Like mentioned before, the game looks at its best in the handheld form, don’t get me wrong it looks nice on the TV when docked but it just feels like one of them games that should be played on a small screen and it’s a perfect portable game. Personally, enjoy the third person combat sections of the game as this is where you see the detail that goes into the environments and characters the game has to offer. The soundtrack is perfect as it makes you feel like you’re in a medieval fantasy time period and really helps set the mode for the situation. You do get some dialog but it’s mostly from the dealer and the odd line from each companion. The tabletop element to the game is good too, though it doesn’t really show off the game’s graphics but there are some nice character drawings and detail on each card.
There is a high level of replay value with Hand of Fate 2, whether that be trying to complete each of the 22 missions to unlock the gold rating, completing your companion storyline missions or just playing the Endless mode and seeing how long you can survive. Personally, the game does feel repetitive after a while, it’s best to put it down for a bit then go back to it at a later time so that you don’t feel as though you’re doing the same things over and over. This mainly happens when you just start the game as you don’t have that many cards at your disposal.

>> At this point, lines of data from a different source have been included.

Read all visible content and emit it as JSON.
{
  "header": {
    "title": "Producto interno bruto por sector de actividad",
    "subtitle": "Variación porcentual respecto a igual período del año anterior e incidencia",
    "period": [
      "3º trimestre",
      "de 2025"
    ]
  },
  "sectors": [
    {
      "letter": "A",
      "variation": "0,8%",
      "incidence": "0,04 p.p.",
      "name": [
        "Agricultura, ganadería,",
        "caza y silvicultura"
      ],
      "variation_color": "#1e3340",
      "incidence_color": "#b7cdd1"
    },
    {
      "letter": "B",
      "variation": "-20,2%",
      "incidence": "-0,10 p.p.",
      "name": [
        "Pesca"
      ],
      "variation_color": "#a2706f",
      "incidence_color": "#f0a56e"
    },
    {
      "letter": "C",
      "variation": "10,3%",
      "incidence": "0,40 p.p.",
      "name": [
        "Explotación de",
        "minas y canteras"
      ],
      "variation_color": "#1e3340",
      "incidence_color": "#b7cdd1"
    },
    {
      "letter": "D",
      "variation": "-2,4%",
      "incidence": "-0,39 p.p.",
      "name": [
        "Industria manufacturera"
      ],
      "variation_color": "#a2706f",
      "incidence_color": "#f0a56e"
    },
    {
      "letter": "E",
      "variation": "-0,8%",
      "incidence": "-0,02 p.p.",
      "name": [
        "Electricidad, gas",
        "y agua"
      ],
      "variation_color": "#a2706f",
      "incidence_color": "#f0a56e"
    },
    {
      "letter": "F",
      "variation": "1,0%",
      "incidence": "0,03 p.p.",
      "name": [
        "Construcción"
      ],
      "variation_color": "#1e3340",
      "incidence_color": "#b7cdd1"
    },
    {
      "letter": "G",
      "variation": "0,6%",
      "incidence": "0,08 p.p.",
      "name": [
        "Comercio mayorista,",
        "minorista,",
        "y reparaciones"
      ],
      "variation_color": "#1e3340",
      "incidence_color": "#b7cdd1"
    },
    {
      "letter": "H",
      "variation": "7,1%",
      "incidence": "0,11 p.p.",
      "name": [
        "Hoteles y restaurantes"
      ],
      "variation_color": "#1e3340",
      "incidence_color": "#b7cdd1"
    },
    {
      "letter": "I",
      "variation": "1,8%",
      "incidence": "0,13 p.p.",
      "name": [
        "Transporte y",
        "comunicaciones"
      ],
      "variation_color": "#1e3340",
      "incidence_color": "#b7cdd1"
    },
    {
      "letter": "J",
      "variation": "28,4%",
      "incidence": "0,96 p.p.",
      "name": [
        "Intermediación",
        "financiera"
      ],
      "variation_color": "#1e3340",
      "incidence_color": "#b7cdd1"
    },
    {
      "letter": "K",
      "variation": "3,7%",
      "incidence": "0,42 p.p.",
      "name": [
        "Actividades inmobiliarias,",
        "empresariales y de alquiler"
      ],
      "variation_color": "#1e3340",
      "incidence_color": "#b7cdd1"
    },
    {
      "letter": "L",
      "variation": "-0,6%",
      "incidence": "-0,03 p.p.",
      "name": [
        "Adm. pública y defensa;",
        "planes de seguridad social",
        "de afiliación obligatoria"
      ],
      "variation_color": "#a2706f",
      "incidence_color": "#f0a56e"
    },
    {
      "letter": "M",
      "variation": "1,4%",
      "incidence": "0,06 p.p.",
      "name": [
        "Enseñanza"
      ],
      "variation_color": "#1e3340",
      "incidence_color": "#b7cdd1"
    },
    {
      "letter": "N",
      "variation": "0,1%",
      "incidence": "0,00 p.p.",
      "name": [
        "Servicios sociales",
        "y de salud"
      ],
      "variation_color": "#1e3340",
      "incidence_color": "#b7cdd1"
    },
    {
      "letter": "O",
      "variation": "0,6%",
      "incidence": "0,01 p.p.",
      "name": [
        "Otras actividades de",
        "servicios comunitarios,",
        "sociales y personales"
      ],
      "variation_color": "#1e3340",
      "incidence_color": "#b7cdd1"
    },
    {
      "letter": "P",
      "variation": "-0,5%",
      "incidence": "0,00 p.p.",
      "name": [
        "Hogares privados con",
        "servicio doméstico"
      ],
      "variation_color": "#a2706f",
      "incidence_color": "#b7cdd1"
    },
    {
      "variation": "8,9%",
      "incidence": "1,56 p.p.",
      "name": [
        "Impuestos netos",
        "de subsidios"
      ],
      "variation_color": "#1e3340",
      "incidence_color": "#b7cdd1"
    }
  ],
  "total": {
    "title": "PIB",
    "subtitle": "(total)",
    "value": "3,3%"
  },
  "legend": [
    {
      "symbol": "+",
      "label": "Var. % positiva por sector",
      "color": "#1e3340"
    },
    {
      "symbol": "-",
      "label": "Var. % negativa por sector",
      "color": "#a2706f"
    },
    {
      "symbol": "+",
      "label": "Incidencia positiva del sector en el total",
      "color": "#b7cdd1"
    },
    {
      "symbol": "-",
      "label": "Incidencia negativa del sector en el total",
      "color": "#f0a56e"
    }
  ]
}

Second games can sometimes go downhill or not be as good but this wasn’t the case with Hand of Fate 2. Offering new mechanics like the fame and combat system really added to the experience and made the game more enjoyable to play. The flow between the tabletop view from moving around the selection of card to the third person combat really made the game feel unique as I’m pretty sure no other game does this or if they do it isn’t as good as Hand of Fate. The dungeon crawling element really brings out the inner Dungeons and Dragons in me and allows me to get a similar experience but single player. Trying to maintain all the different elements like health, hunger and money really make you think about how you complete a mission and also makes you feel challenged, I felt like it wasn’t a walk in the park and that each choice I made could be dangerous or have an impacted on the game. Anyone who is a D&D fans or dungeons crawler fanatic would love this game without a doubt and I truly would recommend this game to anyone. I can honestly say that it will have me hooked for ages and it defiantly deserves the score of 8/10.